Zeitung Heute : "Das Dschungelbuch": Moglis Welt

Susanna Nieder

Kennt ihr Mogli? Das ist ein kleiner Kerl mit schwarzen Haaren und gelenkigen Zehen. Er kann klettern wie ein Äffchen, hat nur einen Lendenschurz an (das ist eine Art Badehose aus einem Lappen, wie Tarzan sie auch trägt) und unterhält sich mit den Tieren im Dschungel, als seien sie seine Verwandten. Das sind sie auch fast. Denn Mogli wurde als Baby ausgesetzt und vom Panther Baghira bei einer Wolfsfamilie untergebracht, die ihn aufzog wie ein eigenes Kind.

Jetzt ist der Junge schon groß, und Baghira beschließt, ihn zu den Menschen zurückzubringen. Er hat nämlich gehört, dass der Tiger Shir Khan auf dem Weg in seine alten Jagdgründe ist, und der würde Mogli mit Vergnügen verspeisen. Aber der weise Panther hat die Rechnung ohne den Wirt gemacht. Mogli hat nämlich nicht die geringste Lust, den Dschungel zu verlassen. Und sein Freund Balu, der dicke Bär, will ihn auch nicht ziehen lassen.



"Das Dschungelbuch" von Walt Disney erzählt von Baghiras geduldigen Versuchen, das widerspenstige Menschenkind sicher in einem Dorf abzuliefern. Unterwegs treffen sie eine Elefantenkolonne unter dem Kommando des alten Oberelefanten Colonel Hathi, die Schlange Kaa, die Mogli hypnotisieren will, vier singende Geier und King Louie, den König der Affen, der mit seinen langen Armen unheimlich gut auf dem Boden trommeln kann. Und natürlich taucht Shir Khan irgendwann wirklich auf, und da wird es brenzlig.

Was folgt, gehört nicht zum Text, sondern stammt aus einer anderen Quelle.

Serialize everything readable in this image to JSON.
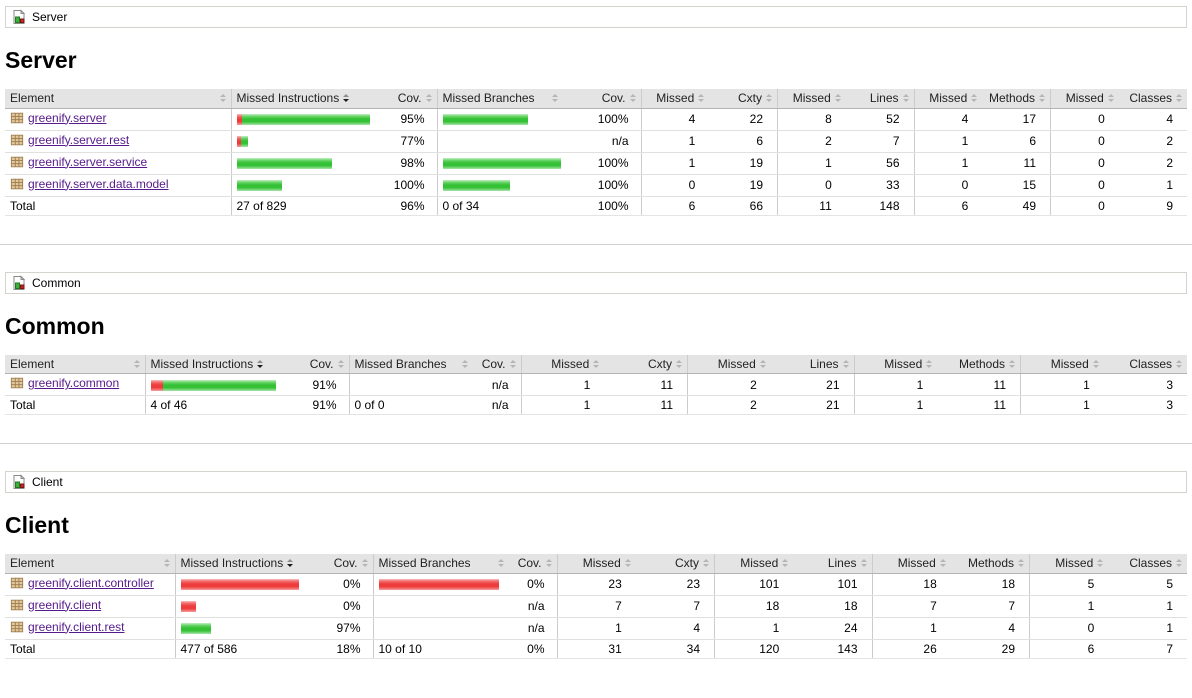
{
  "colors": {
    "bar_green": "#35c135",
    "bar_red": "#ee3c3c",
    "link_purple": "#551a8b",
    "header_bg": "#e4e4e4"
  },
  "icons": {
    "breadcrumb_icon": "coverage-report-icon",
    "package_icon": "java-package-icon",
    "sort_unsorted": "sort-toggle-icon",
    "sort_active": "sort-descending-icon"
  },
  "columns": [
    {
      "label": "Element",
      "sorted": false
    },
    {
      "label": "Missed Instructions",
      "sorted": true
    },
    {
      "label": "Cov.",
      "sorted": false
    },
    {
      "label": "Missed Branches",
      "sorted": false
    },
    {
      "label": "Cov.",
      "sorted": false
    },
    {
      "label": "Missed",
      "sorted": false
    },
    {
      "label": "Cxty",
      "sorted": false
    },
    {
      "label": "Missed",
      "sorted": false
    },
    {
      "label": "Lines",
      "sorted": false
    },
    {
      "label": "Missed",
      "sorted": false
    },
    {
      "label": "Methods",
      "sorted": false
    },
    {
      "label": "Missed",
      "sorted": false
    },
    {
      "label": "Classes",
      "sorted": false
    }
  ],
  "sections": [
    {
      "breadcrumb": "Server",
      "title": "Server",
      "rows": [
        {
          "element": "greenify.server",
          "instr_bar": {
            "red": 5,
            "green": 128
          },
          "instr_cov": "95%",
          "branch_bar": {
            "red": 0,
            "green": 85
          },
          "branch_cov": "100%",
          "cells": [
            "4",
            "22",
            "8",
            "52",
            "4",
            "17",
            "0",
            "4"
          ]
        },
        {
          "element": "greenify.server.rest",
          "instr_bar": {
            "red": 4,
            "green": 7
          },
          "instr_cov": "77%",
          "branch_bar": null,
          "branch_cov": "n/a",
          "cells": [
            "1",
            "6",
            "2",
            "7",
            "1",
            "6",
            "0",
            "2"
          ]
        },
        {
          "element": "greenify.server.service",
          "instr_bar": {
            "red": 0,
            "green": 95
          },
          "instr_cov": "98%",
          "branch_bar": {
            "red": 0,
            "green": 118
          },
          "branch_cov": "100%",
          "cells": [
            "1",
            "19",
            "1",
            "56",
            "1",
            "11",
            "0",
            "2"
          ]
        },
        {
          "element": "greenify.server.data.model",
          "instr_bar": {
            "red": 0,
            "green": 45
          },
          "instr_cov": "100%",
          "branch_bar": {
            "red": 0,
            "green": 67
          },
          "branch_cov": "100%",
          "cells": [
            "0",
            "19",
            "0",
            "33",
            "0",
            "15",
            "0",
            "1"
          ]
        }
      ],
      "total": {
        "label": "Total",
        "instr": "27 of 829",
        "instr_cov": "96%",
        "branch": "0 of 34",
        "branch_cov": "100%",
        "cells": [
          "6",
          "66",
          "11",
          "148",
          "6",
          "49",
          "0",
          "9"
        ]
      }
    },
    {
      "breadcrumb": "Common",
      "title": "Common",
      "rows": [
        {
          "element": "greenify.common",
          "instr_bar": {
            "red": 12,
            "green": 113
          },
          "instr_cov": "91%",
          "branch_bar": null,
          "branch_cov": "n/a",
          "cells": [
            "1",
            "11",
            "2",
            "21",
            "1",
            "11",
            "1",
            "3"
          ]
        }
      ],
      "total": {
        "label": "Total",
        "instr": "4 of 46",
        "instr_cov": "91%",
        "branch": "0 of 0",
        "branch_cov": "n/a",
        "cells": [
          "1",
          "11",
          "2",
          "21",
          "1",
          "11",
          "1",
          "3"
        ]
      }
    },
    {
      "breadcrumb": "Client",
      "title": "Client",
      "rows": [
        {
          "element": "greenify.client.controller",
          "instr_bar": {
            "red": 118,
            "green": 0
          },
          "instr_cov": "0%",
          "branch_bar": {
            "red": 120,
            "green": 0
          },
          "branch_cov": "0%",
          "cells": [
            "23",
            "23",
            "101",
            "101",
            "18",
            "18",
            "5",
            "5"
          ]
        },
        {
          "element": "greenify.client",
          "instr_bar": {
            "red": 15,
            "green": 0
          },
          "instr_cov": "0%",
          "branch_bar": null,
          "branch_cov": "n/a",
          "cells": [
            "7",
            "7",
            "18",
            "18",
            "7",
            "7",
            "1",
            "1"
          ]
        },
        {
          "element": "greenify.client.rest",
          "instr_bar": {
            "red": 0,
            "green": 30
          },
          "instr_cov": "97%",
          "branch_bar": null,
          "branch_cov": "n/a",
          "cells": [
            "1",
            "4",
            "1",
            "24",
            "1",
            "4",
            "0",
            "1"
          ]
        }
      ],
      "total": {
        "label": "Total",
        "instr": "477 of 586",
        "instr_cov": "18%",
        "branch": "10 of 10",
        "branch_cov": "0%",
        "cells": [
          "31",
          "34",
          "120",
          "143",
          "26",
          "29",
          "6",
          "7"
        ]
      }
    }
  ]
}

"Das Dschungelbuch" ist das, was man einen Klassiker nennt. Das haben schon wir alten Knacker gesehen, als wir noch so jung waren wie ihr jetzt und hatten den größten Spaß dabei. Seit 33 Jahren kommt der Film alle paar Jahre wieder ins Kino, und jedes Mal sind Kinder und Erwachsene begeistert.

Dabei ist "Das Dschungelbuch" sogar noch viel älter, denn schon lange vor dem Zeichentrickfilm war es ein sehr beliebtes Jugendbuch. Geschrieben hat es ein Engländer namens Rudyard Kipling vor nicht weniger als 106 Jahren. Dieser Kipling verbrachte viele Jahre in Indien, wo er sich die Geschichte von Mogli und seinen Freunden ausdachte.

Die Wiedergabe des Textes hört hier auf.